Hay un país en África cuya población está en condiciones de dar una lección de humanidad a Occidente. No es demagogia, es pura estadística.
Ese país sin salida al mar es uno de los más pobres del mundo, en ese país la esperanza de vida es de 51 años, en ese país solo la mitad de la población tiene acceso al agua potable y más de tres millones de personas están en situación de inseguridad alimentaria.
Y, pese a todo, ese país de 13 millones de habitantes, lastrado por la corrupción, el terrorismo de Boko Haram y la caída del precio del petróleo, comparte de forma silenciosa sus escasos recursos con más de 645.000 desplazados que huyen o han huido de la guerra en las naciones vecinas. Ese país es Chad, tiene el mismo presidente, Idriss Déby, desde 1990 y, como noveno Estado del mundo con más migrantes dentro de sus fronteras, ha asistido como el hermano pobre al regateo de 120.000 asilados protagonizado por la próspera Europa en nombre de sus 500 millones de ciudadanos.
«Somos conscientes de la situación en otras partes del mundo, pero estamos muy necesitados de ayuda. Chad no puede contener solo esta situación», dice Mahamat Ali Hassane, gobernador del Moyen-Chari, una de las regiones que más refugiados y repatriados acoge por el conflicto de la República Centroafricana y que EL PAÍS ha visitado invitado por Oxfam Intermón y ECHO, la oficina de Ayuda Humanitaria de la Comisión Europea.
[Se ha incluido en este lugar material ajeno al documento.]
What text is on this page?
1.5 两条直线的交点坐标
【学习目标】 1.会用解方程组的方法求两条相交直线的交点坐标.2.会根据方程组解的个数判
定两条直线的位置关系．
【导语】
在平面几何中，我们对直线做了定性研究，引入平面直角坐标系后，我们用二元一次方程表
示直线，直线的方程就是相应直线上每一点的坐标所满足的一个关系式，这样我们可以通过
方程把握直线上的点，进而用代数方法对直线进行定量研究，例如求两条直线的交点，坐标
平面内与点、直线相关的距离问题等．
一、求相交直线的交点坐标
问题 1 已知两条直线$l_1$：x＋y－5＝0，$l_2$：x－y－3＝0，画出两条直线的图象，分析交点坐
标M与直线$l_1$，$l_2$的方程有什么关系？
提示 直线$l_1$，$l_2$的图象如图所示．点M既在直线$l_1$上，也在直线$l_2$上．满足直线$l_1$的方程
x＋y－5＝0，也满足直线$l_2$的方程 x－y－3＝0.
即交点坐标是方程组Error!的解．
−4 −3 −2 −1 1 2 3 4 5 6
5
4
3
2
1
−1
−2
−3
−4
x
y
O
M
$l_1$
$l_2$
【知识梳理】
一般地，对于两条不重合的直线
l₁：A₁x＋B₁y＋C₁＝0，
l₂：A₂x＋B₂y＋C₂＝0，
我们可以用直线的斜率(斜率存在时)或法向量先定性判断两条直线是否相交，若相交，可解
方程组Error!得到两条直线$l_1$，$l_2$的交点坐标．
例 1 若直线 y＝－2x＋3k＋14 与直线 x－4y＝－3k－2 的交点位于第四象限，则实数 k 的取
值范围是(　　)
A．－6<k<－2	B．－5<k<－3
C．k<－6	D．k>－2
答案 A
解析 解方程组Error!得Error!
Tras una sucesión de guerras, invasiones y dictaduras, la que fue colonia francesa hasta 1960 —hoy en el puesto 184º de 187 del índice de desarrollo humano de Naciones Unidas— ha vivido en los últimos años la frágil estabilidad propia de un Estado fallido, seriamente amenazada además por el polvorín bélico que le circunda desde hace décadas y la crisis migratoria que lleva aparejada. No hay uno solo de los puntos cardinales de sus fronteras ajeno al fenómeno, porque no hay una sola de sus fronteras libre de conflicto.
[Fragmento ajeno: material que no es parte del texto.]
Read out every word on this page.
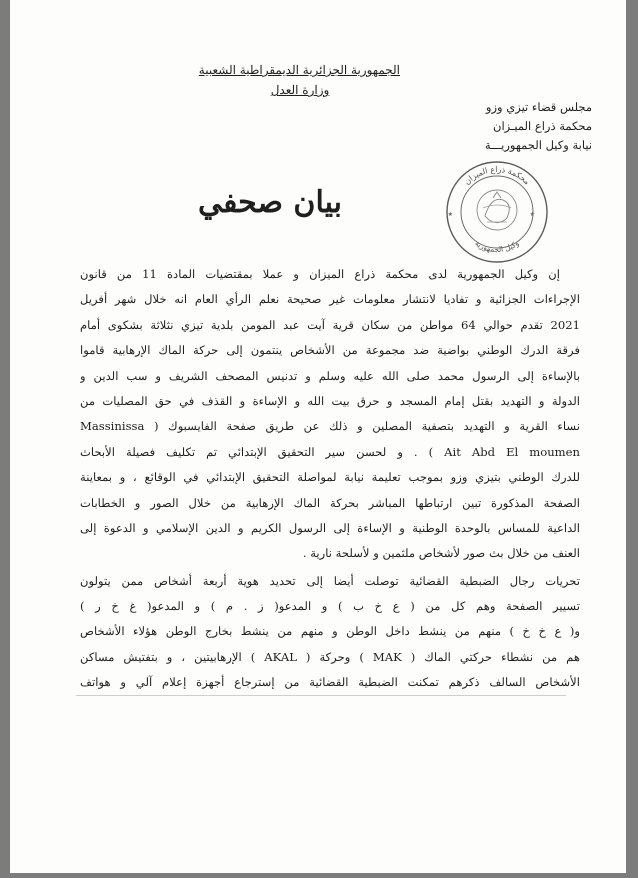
الجمهورية الجزائرية الديمقراطية الشعبية
وزارة العدل
مجلس قضاء تيزي وزو
محكمة ذراع الميـزان
نيابة وكيل الجمهوريـــة
بيان صحفي
محكمة ذراع الميزان
وكيل الجمهورية
★	★
إن وكيل الجمهورية لدى محكمة ذراع الميزان و عملا بمقتضيات المادة 11 من قانون
الإجراءات الجزائية و تفاديا لانتشار معلومات غير صحيحة نعلم الرأي العام انه خلال شهر أفريل
2021 تقدم حوالي 64 مواطن من سكان قرية آيت عبد المومن بلدية تيزي نثلاثة بشكوى أمام
فرقة الدرك الوطني بواضية ضد مجموعة من الأشخاص ينتمون إلى حركة الماك الإرهابية قاموا
بالإساءة إلى الرسول محمد صلى الله عليه وسلم و تدنيس المصحف الشريف و سب الدين و
الدولة و التهديد بقتل إمام المسجد و حرق بيت الله و الإساءة و القذف في حق المصليات من
نساء القرية و التهديد بتصفية المصلين و ذلك عن طريق صفحة الفايسبوك ( Massinissa
Ait Abd El moumen ) . و لحسن سير التحقيق الإبتدائي تم تكليف فصيلة الأبحاث
للدرك الوطني بتيزي وزو بموجب تعليمة نيابة لمواصلة التحقيق الإبتدائي في الوقائع ، و بمعاينة
الصفحة المذكورة تبين ارتباطها المباشر بحركة الماك الإرهابية من خلال الصور و الخطابات
الداعية للمساس بالوحدة الوطنية و الإساءة إلى الرسول الكريم و الدين الإسلامي و الدعوة إلى
العنف من خلال بث صور لأشخاص ملثمين و لأسلحة نارية .
تحريات رجال الضبطية القضائية توصلت أيضا إلى تحديد هوية أربعة أشخاص ممن يتولون
تسيير الصفحة وهم كل من ( ع خ ب ) و المدعو( ز . م ) و المدعو( غ خ ر )
و( ع خ خ ) منهم من ينشط داخل الوطن و منهم من ينشط بخارج الوطن هؤلاء الأشخاص
هم من نشطاء حركتي الماك ( MAK ) وحركة ( AKAL ) الإرهابيتين ، و بتفتيش مساكن
الأشخاص السالف ذكرهم تمكنت الضبطية القضائية من إسترجاع أجهزة إعلام آلي و هواتف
En el norte, la pesadilla libia y la batalla por los recursos y el tráfico de armas; en el sur, los sanguinarios combates entre las milicias cristianas anti-Balaka y las musulmanas Séléka en la República Centroafricana, en las que se vieron implicados soldados chadianos, supuestamente encargados de contribuir a estabilizar la guerra y acusados en 2014 de atizarla al ponerse de parte de los rebeldes musulmanes; en el oeste, el terrorismo de Boko Haram que ha traspasado Nigeria para adentrarse en Camerún y el lago Chad, y en el este, sin tocar la línea fronteriza y pasado lo peor del conflicto racial entre árabes y negros en Sudán, Sudán del Sur, que trata de salir de la guerra civil.